Methods: Exosomes were isolated from platelet-free plasma (PFP) obtained from patients that suffered an ischemic event (n=42) within 3.0 ± 0.4 years post-sampling (CVE) and from age/treatment-matched patients (n=30) that did not have an event within the same time-frame (nCVE). Patients were from the SAFEHEART cohort and were fully clinically characterized. RNA from exosomes was obtained with the Exo-MiR extraction kit. miRNA profiling was performed using Megaplex pool Á microRNA arrays. Differentially expressed miRNAs were validated by RT-qPCR that was measured with Taqman miR Custom Array Cards.

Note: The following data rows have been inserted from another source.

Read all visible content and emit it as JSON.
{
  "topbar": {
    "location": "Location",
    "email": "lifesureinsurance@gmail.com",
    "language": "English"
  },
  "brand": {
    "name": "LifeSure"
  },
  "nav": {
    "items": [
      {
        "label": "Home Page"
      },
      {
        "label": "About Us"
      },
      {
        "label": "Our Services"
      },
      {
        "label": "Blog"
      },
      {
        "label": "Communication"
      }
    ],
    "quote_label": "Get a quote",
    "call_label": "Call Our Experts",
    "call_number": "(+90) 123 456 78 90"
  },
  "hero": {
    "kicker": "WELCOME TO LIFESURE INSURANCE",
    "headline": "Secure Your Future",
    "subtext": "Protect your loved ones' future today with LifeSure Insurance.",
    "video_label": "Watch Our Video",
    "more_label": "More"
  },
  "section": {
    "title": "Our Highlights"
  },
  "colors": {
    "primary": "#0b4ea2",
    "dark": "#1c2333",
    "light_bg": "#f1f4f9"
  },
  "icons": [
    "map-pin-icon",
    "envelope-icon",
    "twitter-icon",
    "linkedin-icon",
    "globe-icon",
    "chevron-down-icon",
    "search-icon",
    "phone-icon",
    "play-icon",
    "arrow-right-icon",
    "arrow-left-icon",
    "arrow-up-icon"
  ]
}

Results: microRNA profiling revealed that 22 exosomal miRNAs were differentially expressed in CVE patients compared to nCVE patients. RT-qPCR validation confirmed that five of these miRNAs, including (miR-130b, miR-142-3p, miR-200c, miR-660, miR-744) are significantly increased in CVE patients. A ROC curve analysis of the predicted probabilities of this miRNA signature was calculated and an AUC of 0.795±0.069 [95%CI: 0.660-0.930] (p<0.001) for ischemic event presentation was obtained.
Conclusions: Exosomal miRNA signature could be used as a predictor of ischemic event presentation in hypercholesterolemic patients.